The advantages of Schnorr signatures

The Schnorr signature scheme offers several advantages for Bitcoin over the original ECDSA algorithm. First, Schnorr allows for the aggregation of keys and signatures. This means that multiple public keys can be combined into a single key.

CYP201

And similarly, multiple signatures can be aggregated into a single valid signature. Thus, in the case of a multisignature transaction, a set of participants can sign with a single signature and a single aggregated public key. This significantly reduces storage and computation costs for the network, as each node only needs to verify a single signature.

CYP201

Moreover, signature aggregation improves privacy. With Schnorr, it becomes impossible to distinguish a multisignature transaction from a standard single-signature transaction. This homogeneity makes chain analysis more difficult, as it limits the ability to identify wallet fingerprints.

Finally, Schnorr also offers the possibility of batch verification. By verifying multiple signatures simultaneously, nodes can gain efficiency, especially for blocks containing many transactions. This optimization reduces the time and resources needed to validate a block. Also, Schnorr signatures are not malleable, unlike signatures produced with ECDSA. This means that an attacker cannot modify a valid signature to create another valid signature for the same message and the same public key. This vulnerability was previously present in Bitcoin and notably prevented the secure implementation of the Lightning Network. It was resolved for ECDSA with the SegWit softfork in 2017, which involves moving the signatures to a separate database from the transactions to prevent their malleability.
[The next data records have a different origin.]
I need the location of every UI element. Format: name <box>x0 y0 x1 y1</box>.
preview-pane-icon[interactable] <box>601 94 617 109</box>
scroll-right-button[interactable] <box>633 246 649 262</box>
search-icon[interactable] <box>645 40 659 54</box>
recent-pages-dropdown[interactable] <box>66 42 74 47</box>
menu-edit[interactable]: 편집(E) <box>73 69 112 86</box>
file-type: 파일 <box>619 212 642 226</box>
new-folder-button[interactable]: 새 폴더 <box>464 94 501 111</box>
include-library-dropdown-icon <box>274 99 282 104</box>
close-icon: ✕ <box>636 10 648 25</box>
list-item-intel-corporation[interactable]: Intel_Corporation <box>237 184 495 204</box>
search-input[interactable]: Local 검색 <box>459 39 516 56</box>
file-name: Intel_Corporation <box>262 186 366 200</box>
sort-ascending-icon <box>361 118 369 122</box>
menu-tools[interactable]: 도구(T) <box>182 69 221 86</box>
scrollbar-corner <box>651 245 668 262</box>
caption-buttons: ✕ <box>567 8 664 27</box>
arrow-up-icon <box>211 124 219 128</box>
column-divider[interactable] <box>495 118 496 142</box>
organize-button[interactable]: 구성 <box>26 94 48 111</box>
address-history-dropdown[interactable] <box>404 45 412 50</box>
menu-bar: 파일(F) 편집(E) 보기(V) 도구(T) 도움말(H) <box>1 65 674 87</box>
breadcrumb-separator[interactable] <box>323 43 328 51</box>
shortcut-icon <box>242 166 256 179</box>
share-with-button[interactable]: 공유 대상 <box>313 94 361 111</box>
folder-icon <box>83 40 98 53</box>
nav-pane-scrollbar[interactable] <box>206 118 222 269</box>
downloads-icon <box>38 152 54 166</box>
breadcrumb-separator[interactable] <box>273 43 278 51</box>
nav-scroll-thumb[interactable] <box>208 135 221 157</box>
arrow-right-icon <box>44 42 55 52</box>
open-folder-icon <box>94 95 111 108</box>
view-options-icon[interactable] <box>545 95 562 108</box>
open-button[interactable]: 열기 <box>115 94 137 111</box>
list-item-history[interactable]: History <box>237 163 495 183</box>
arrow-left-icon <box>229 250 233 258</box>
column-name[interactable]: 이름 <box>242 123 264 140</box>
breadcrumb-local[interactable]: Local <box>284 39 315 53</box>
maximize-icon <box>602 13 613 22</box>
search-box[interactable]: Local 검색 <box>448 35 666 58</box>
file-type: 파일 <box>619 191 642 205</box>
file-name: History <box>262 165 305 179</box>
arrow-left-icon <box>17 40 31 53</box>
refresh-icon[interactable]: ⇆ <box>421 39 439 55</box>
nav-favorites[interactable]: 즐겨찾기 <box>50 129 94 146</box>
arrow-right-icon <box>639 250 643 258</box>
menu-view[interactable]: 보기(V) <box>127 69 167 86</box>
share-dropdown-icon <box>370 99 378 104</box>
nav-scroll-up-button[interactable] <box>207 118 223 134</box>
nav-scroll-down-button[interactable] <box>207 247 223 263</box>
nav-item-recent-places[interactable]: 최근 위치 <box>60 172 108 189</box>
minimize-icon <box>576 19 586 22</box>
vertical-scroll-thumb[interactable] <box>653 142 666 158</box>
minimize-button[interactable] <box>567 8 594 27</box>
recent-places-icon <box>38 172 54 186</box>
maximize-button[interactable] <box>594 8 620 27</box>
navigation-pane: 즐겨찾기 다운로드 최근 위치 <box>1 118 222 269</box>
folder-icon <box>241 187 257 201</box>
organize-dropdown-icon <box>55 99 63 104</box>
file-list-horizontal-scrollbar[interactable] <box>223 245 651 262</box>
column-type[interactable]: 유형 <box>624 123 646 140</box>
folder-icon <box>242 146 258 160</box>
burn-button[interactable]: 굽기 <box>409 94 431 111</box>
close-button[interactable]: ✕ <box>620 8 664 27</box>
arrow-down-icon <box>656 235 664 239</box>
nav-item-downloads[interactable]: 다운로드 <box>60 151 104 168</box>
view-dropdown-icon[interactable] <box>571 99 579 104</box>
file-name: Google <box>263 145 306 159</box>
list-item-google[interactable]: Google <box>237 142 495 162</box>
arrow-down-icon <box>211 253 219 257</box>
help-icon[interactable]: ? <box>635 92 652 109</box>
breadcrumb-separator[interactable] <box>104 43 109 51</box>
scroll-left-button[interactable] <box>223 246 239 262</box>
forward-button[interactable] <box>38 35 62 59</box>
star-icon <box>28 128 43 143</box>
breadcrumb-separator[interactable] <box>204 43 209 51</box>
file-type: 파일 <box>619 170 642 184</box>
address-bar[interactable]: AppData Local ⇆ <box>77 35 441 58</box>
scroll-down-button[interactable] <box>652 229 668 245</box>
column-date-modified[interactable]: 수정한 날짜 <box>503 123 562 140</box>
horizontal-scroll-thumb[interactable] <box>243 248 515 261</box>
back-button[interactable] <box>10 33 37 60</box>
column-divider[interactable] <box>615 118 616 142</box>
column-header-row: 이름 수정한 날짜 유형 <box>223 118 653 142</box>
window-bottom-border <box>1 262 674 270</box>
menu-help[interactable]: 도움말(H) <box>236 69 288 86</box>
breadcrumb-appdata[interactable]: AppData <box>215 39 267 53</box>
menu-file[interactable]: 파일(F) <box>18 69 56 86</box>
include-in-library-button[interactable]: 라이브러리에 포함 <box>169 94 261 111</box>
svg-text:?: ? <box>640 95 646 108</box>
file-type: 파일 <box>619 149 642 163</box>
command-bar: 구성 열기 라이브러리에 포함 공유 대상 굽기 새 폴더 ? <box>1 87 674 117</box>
Why did Satoshi choose ECDSA?

As we have seen, Satoshi initially chose to implement ECDSA for digital signatures in Bitcoin. Yet, we have also seen that Schnorr is superior to ECDSA in many aspects, and this protocol was created by Claus-Peter Schnorr in 1989, 20 years before the invention of Bitcoin.

Well, we don't really know why Satoshi didn't choose it, but a likely hypothesis is that this protocol was under patent until 2008. Although Bitcoin was created a year later, in January 2009, no open-source standardization for Schnorr signatures was available at that time. Perhaps Satoshi deemed it safer to use ECDSA, which was already widely used and tested in open-source software and had several recognized implementations (notably the OpenSSL library used until 2015 in Bitcoin Core, then replaced by libsecp256k1 in version 0.10.0). Or maybe he simply wasn't aware that this patent was going to expire in 2008. In any case, the most probable hypothesis seems related to this patent and the fact that ECDSA had a proven history and was easier to implement.